Rasanya duniaku runtuh, ada sesuatu yang hilang dihatiku melihat ia melewati masa masa seperti itu. Sudah aku harus menghadapi keadaan ayahnya yg sakit  , dan itu butuh ekstra keras agar rumah ini terus berjalan.Belum Menghadapi pekerjaanku disekolah sebagai guru matematika  dan melewati masa tumbuh kembangnya ke tiga anak anakku yang beranjak dewasa termasuk si sulung. Aku harus berlari agar tugas tugas berat serta ujian ini terlewati.  Walau terkadang ego wanita ku ingin berteriak dan berlari meninggalkan mereka,  namun lovely mother yang alamiah tumbuh subur dihatiku bisa mengalahkan segala ego dan nafsu sesaatku. Aku tetap tak lelah menasehati, mengingatkannya, bahkan terus membimbingnya.
Entah berapa banyak bentakan, kata kata yg menyakitkan atas imbal balik usaha yang kulakukan untuknya dan keluarga ini.  Alhamdulillah dengan segala perjuangan , ia bisa melewati UN dengan nilai yang maksimal.
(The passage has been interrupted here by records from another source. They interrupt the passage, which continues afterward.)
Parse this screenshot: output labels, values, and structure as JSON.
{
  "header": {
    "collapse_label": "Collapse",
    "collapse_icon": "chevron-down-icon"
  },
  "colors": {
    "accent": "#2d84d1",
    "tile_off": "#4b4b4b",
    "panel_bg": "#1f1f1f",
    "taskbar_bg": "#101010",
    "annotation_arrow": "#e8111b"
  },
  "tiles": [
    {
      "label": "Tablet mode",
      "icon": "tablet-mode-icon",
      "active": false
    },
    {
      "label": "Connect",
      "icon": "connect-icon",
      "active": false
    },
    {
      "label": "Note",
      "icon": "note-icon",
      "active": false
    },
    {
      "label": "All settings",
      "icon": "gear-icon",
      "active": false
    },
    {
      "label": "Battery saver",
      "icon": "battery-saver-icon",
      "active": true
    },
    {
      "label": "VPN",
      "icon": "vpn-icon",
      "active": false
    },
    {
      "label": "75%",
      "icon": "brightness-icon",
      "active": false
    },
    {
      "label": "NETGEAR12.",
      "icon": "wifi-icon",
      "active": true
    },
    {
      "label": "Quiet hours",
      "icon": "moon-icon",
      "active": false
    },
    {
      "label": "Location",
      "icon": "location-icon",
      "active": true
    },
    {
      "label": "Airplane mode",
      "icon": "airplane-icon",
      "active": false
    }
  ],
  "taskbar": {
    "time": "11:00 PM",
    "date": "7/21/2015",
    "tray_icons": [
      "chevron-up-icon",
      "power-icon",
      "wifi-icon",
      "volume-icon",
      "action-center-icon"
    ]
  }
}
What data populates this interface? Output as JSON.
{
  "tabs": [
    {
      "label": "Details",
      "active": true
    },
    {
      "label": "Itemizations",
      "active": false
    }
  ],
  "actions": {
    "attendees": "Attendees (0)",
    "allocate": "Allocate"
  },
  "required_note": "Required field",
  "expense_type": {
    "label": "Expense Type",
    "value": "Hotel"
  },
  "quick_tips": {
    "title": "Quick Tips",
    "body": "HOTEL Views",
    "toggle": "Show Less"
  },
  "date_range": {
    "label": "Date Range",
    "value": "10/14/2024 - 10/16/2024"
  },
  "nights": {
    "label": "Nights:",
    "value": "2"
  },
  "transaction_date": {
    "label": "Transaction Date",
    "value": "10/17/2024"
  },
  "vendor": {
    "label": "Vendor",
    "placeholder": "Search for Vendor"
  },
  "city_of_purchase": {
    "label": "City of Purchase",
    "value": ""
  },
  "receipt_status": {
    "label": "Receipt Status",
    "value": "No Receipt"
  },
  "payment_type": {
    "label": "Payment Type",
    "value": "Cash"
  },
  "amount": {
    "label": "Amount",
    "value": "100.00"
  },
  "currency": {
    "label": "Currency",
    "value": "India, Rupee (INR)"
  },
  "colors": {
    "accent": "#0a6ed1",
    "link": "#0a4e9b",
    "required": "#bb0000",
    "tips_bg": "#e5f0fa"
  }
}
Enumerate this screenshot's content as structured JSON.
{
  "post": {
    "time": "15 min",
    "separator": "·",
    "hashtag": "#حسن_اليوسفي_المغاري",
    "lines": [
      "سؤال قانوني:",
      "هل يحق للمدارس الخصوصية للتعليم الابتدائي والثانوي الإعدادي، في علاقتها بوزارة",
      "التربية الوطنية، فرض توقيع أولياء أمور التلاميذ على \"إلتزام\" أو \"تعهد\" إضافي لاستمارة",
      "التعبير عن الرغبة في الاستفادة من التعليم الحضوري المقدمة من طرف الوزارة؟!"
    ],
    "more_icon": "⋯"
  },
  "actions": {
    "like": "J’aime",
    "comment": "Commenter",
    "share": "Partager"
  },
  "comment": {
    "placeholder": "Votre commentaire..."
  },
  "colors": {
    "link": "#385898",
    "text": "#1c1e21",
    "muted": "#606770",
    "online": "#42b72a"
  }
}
Kemudian segala informasi kuberikan padanya untuk tak lelah mengikuti ujian-ujian yang menjanjikan beasiswa, karena kutau kami tak mampu menguliahkannya dengan keadaan keluarga seperti ini. 
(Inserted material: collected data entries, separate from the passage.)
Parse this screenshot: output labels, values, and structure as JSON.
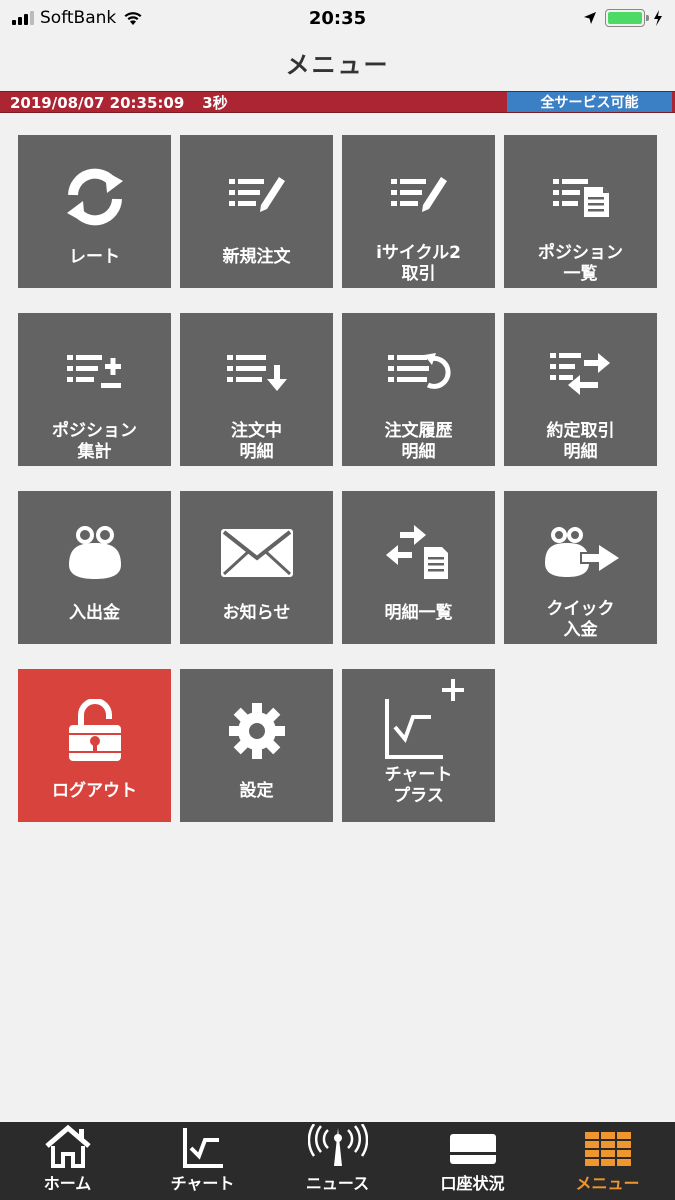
{
  "status_bar": {
    "carrier": "SoftBank",
    "time": "20:35",
    "wifi_icon": "wifi-icon",
    "location_icon": "location-arrow-icon",
    "battery_icon": "battery-icon",
    "charging_icon": "charging-bolt-icon"
  },
  "nav": {
    "title": "メニュー"
  },
  "info": {
    "datetime": "2019/08/07 20:35:09",
    "interval": "3秒",
    "service_status": "全サービス可能",
    "bar_color": "#ab2533",
    "badge_color": "#3b7fc4"
  },
  "menu": {
    "tiles": [
      {
        "label": "レート",
        "icon": "refresh-icon"
      },
      {
        "label": "新規注文",
        "icon": "new-order-icon"
      },
      {
        "label": "iサイクル2\n取引",
        "icon": "icycle-order-icon"
      },
      {
        "label": "ポジション\n一覧",
        "icon": "position-list-icon"
      },
      {
        "label": "ポジション\n集計",
        "icon": "position-summary-icon"
      },
      {
        "label": "注文中\n明細",
        "icon": "pending-order-icon"
      },
      {
        "label": "注文履歴\n明細",
        "icon": "order-history-icon"
      },
      {
        "label": "約定取引\n明細",
        "icon": "executed-trade-icon"
      },
      {
        "label": "入出金",
        "icon": "purse-icon"
      },
      {
        "label": "お知らせ",
        "icon": "envelope-icon"
      },
      {
        "label": "明細一覧",
        "icon": "statement-list-icon"
      },
      {
        "label": "クイック\n入金",
        "icon": "quick-deposit-icon"
      },
      {
        "label": "ログアウト",
        "icon": "unlock-icon"
      },
      {
        "label": "設定",
        "icon": "gear-icon"
      },
      {
        "label": "チャート\nプラス",
        "icon": "chart-plus-icon"
      }
    ],
    "tile_color": "#636363",
    "logout_color": "#d9433d"
  },
  "tabbar": {
    "items": [
      {
        "label": "ホーム",
        "icon": "home-icon"
      },
      {
        "label": "チャート",
        "icon": "chart-icon"
      },
      {
        "label": "ニュース",
        "icon": "news-antenna-icon"
      },
      {
        "label": "口座状況",
        "icon": "account-card-icon"
      },
      {
        "label": "メニュー",
        "icon": "menu-grid-icon",
        "active": true
      }
    ],
    "active_color": "#f0962e"
  }
}
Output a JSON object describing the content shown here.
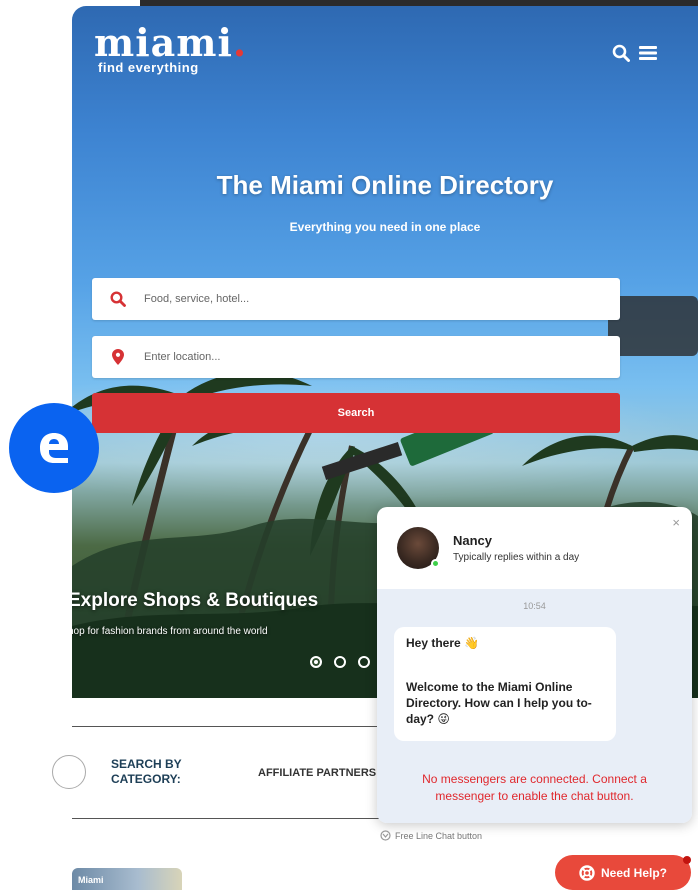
{
  "logo": {
    "word": "miami",
    "dot": ".",
    "tagline": "find everything"
  },
  "header": {
    "search_icon": "search-icon",
    "menu_icon": "hamburger-menu-icon"
  },
  "hero": {
    "title": "The Miami Online Directory",
    "subtitle": "Everything you need in one place",
    "search": {
      "what_placeholder": "Food, service, hotel...",
      "where_placeholder": "Enter location...",
      "button_label": "Search"
    },
    "slide": {
      "title": "Explore Shops & Boutiques",
      "subtitle": "hop for fashion brands from around the world",
      "dot_count": 3,
      "active_dot": 1
    }
  },
  "badge": {
    "letter_icon": "e-logo-icon"
  },
  "categories": {
    "label_line1": "SEARCH BY",
    "label_line2": "CATEGORY:",
    "affiliate": "AFFILIATE PARTNERS"
  },
  "thumbnail": {
    "label": "Miami"
  },
  "chat": {
    "close": "×",
    "agent_name": "Nancy",
    "agent_status": "Typically replies within a day",
    "time": "10:54",
    "message_line1": "Hey there 👋",
    "message_line2": "Welcome to the Miami Online Directory. How can I help you to-day? 😜",
    "warning": "No messengers are connected. Connect a messenger to enable the chat button.",
    "powered_by": "Free Line Chat button"
  },
  "help_button": {
    "label": "Need Help?"
  },
  "colors": {
    "brand_red": "#d63235",
    "badge_blue": "#0a63f0",
    "help_orange": "#e8493b",
    "online_green": "#3ecf4a"
  }
}
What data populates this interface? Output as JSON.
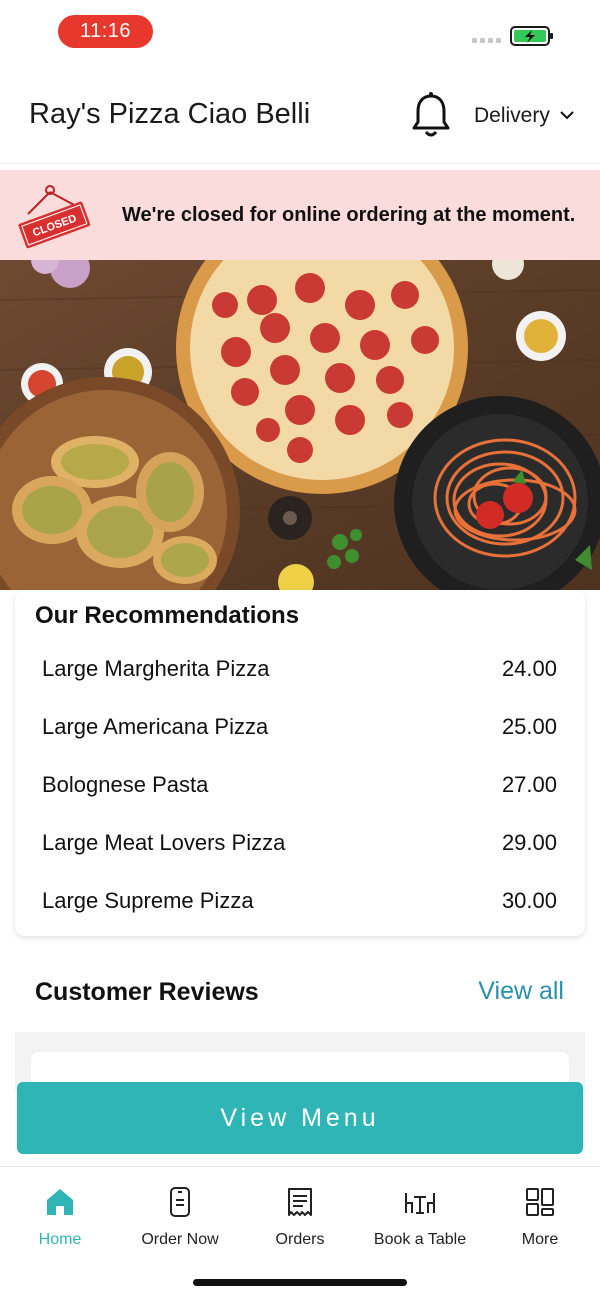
{
  "status_bar": {
    "time": "11:16"
  },
  "header": {
    "title": "Ray's Pizza Ciao Belli",
    "bell_icon": "bell-icon",
    "order_type": "Delivery"
  },
  "closed_banner": {
    "sign_text": "CLOSED",
    "message": "We're closed for online ordering at the moment."
  },
  "recommendations": {
    "title": "Our Recommendations",
    "items": [
      {
        "name": "Large Margherita Pizza",
        "price": "24.00"
      },
      {
        "name": "Large Americana Pizza",
        "price": "25.00"
      },
      {
        "name": "Bolognese Pasta",
        "price": "27.00"
      },
      {
        "name": "Large Meat Lovers Pizza",
        "price": "29.00"
      },
      {
        "name": "Large Supreme Pizza",
        "price": "30.00"
      }
    ]
  },
  "reviews": {
    "title": "Customer Reviews",
    "view_all": "View all"
  },
  "view_menu_label": "View Menu",
  "tabs": [
    {
      "label": "Home",
      "icon": "home-icon",
      "active": true
    },
    {
      "label": "Order Now",
      "icon": "order-phone-icon",
      "active": false
    },
    {
      "label": "Orders",
      "icon": "receipt-icon",
      "active": false
    },
    {
      "label": "Book a Table",
      "icon": "table-chairs-icon",
      "active": false
    },
    {
      "label": "More",
      "icon": "grid-icon",
      "active": false
    }
  ],
  "colors": {
    "accent": "#2fb5b5",
    "link": "#2a8fb0",
    "closed_banner_bg": "#fbdcdc",
    "status_time_bg": "#e8372d"
  }
}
Sebelum ujian SMPTN dia telah mengikuti tes Telkom, Stekpi dari yayasan supersemar dan verifikasi data jalur undangan D3 IPB . Alhamdulillah dengan bimbingan dan doa kami ayah ibunya ,ketiga-tiganya lolos namun hanya karena Telkom yang memberi beasiswa murni, kudorong ia untuk mengambilnya. Sempat ia berontak karena tak mau ke Bandung dan meninggalkan hobby bermusiknya. Namun begitu pengumuman SMPTN dan ternyata banyak temannya yang tidak lulus termasuk beberapa teman bandnya. Barulah  ia tersadar. Walau, egonya masih belum mengakui dan membuatnya berubah tapi akhirnya ia mau berangkat juga ke Bandung.
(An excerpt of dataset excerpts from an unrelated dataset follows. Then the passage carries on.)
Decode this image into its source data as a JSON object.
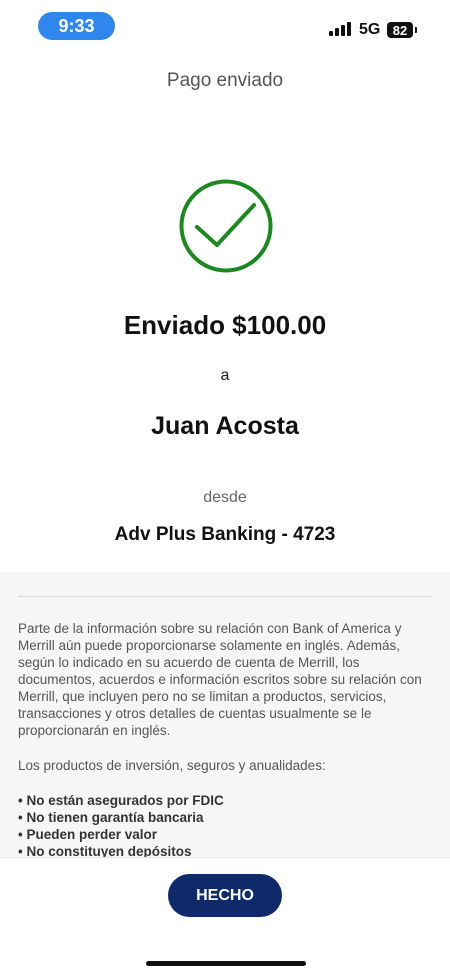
{
  "status_bar": {
    "time": "9:33",
    "network": "5G",
    "battery": "82"
  },
  "header": {
    "title": "Pago enviado"
  },
  "confirmation": {
    "sent_amount": "Enviado $100.00",
    "to_label": "a",
    "recipient": "Juan Acosta",
    "from_label": "desde",
    "account": "Adv Plus Banking - 4723",
    "check_color": "#1a8a1f"
  },
  "disclosure": {
    "paragraph_1": "Parte de la información sobre su relación con Bank of America y Merrill aún puede proporcionarse solamente en inglés. Además, según lo indicado en su acuerdo de cuenta de Merrill, los documentos, acuerdos e información escritos sobre su relación con Merrill, que incluyen pero no se limitan a productos, servicios, transacciones y otros detalles de cuentas usualmente se le proporcionarán en inglés.",
    "paragraph_2": "Los productos de inversión, seguros y anualidades:",
    "bullets": [
      "No están asegurados por FDIC",
      "No tienen garantía bancaria",
      "Pueden perder valor",
      "No constituyen depósitos"
    ]
  },
  "footer": {
    "done_label": "HECHO",
    "button_color": "#0f2a6b"
  }
}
Tapi aku selalu berusaha untuk terus bersabar menghadapinya, dan tak lupa disetiap Tahajudku aku meminta padanya agar menjadikannya menjadi anak sholeh Qurrota A'yyun begitu juga ayahnya dalam keadaan sakit hanya bisa menunduk sedih. Aku yakin, dia yang kubesarkan dengan agama pasti kelak akan kembali menjadi anak sholehku, anak manisku, anak kebanggaanku dan kelg. Aku yakin itu, walau untuk itu aku harus terus menahan hati dan sabarku.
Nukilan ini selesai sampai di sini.